Date: Thursday March 23, 2023 @ 10am Eastern
Where: https://lyrasis.zoom.us/j/85992335527
Attendance:
Ugnius Lukosius
Antanas Streimikis
Basil Marti
Oliver Schoner
Gytis Vievesis
Dan Field
Arran Griffith
Joshua Westgard
Resources:
https://wiki.lyrasis.org/display/FF/OAI-PMH+Use+Cases
Prior Work
- Fedora Ontology exists https://fedora.info/definitions/v4/2015/03/26/oai-pmh
- Python/Django Fedora 6 implementation https://github.com/jnphilipp/django_oai_pmh
- Islandora implementation https://github.com/Islandora/islandora_oai
- PROAI https://proai.sourceforge.net/ and https://github.com/fcrepo3/proai
- Similar E-Theses project which used OAI-PMH to harvest NLW theses from Fedora 3 w/ ProAI: https://ethos.bl.uk/
- Wiki on proai implementation https://biowikifarm.net/meta/OAI-PMH_service_for_K2N_Fedora_Commons_based_repository
Mapping Proposal
Mapping to Fedora proposal:
Repository = Single FCREPO instance
Resource = Fedora Object?
Unique ID = PID. MUST be URI
Deletions - tombstones ?
Sets = isMemberOfCollection ?
Sets
- Everyone has a different concept of what “set” is
- Could use Fedora ontology which is “is MemberofCollection”

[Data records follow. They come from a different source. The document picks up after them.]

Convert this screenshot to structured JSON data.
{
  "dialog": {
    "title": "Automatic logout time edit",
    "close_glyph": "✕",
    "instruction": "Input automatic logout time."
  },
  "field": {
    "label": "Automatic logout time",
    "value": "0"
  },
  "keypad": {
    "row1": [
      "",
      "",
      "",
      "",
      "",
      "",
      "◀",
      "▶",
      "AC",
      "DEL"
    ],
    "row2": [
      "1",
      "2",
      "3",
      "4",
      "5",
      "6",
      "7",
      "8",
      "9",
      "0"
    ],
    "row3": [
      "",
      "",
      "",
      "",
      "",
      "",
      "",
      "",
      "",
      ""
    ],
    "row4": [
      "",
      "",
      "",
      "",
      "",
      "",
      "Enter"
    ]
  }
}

- https://fedora.info/definitions/v4/2015/03/26/oai-pmh
- Doesn’t have isMemberOfCollection but has OAI set outlined
PIDs - all PID’s would be unique ID
- UMD wants to encourage use of handle to harvest
- Could we add on to the existing ontology?
- Default to the PID, but provide option to override the PID in a configurable way
- Resource being a Fedora object may cause issues for UMD
- PCDM object can be a page in a book or it can be any part of a book
- Maybe define an additional resource in OAI?
- Have PCDM and there is no distinction between resources/objects that are top level vs. Parts of other objects
- But they want to be able to selectively expose objects but not the entire object or vice versa
- DocuTeam
- Have a similar issue in their F6
- Modelling is specialized and wouldn’t want to run in to issues
Main take-away was the both resources and identifiers should probably be defined by new properties to allow users to opt-in to harvesting on a per resource level
Use case for Fedora as a client?
- Will proceed with implementing from the repository side unless other use cases come forward
Will be built as an extension
- How will it communicate wth Fedora
- Persistent storage required for recording deletions?
- XML exports - how to handle these? Do we holdi a cache of generated OAI-PMH XML?
- Scheduled vs. Manual update process?
- UMD using a lot of asynchronous work and ties back to people’s love of Fedora
Berlin - maybe able to commit to come documentation
UMD - testing and stakeholder for DPLA use case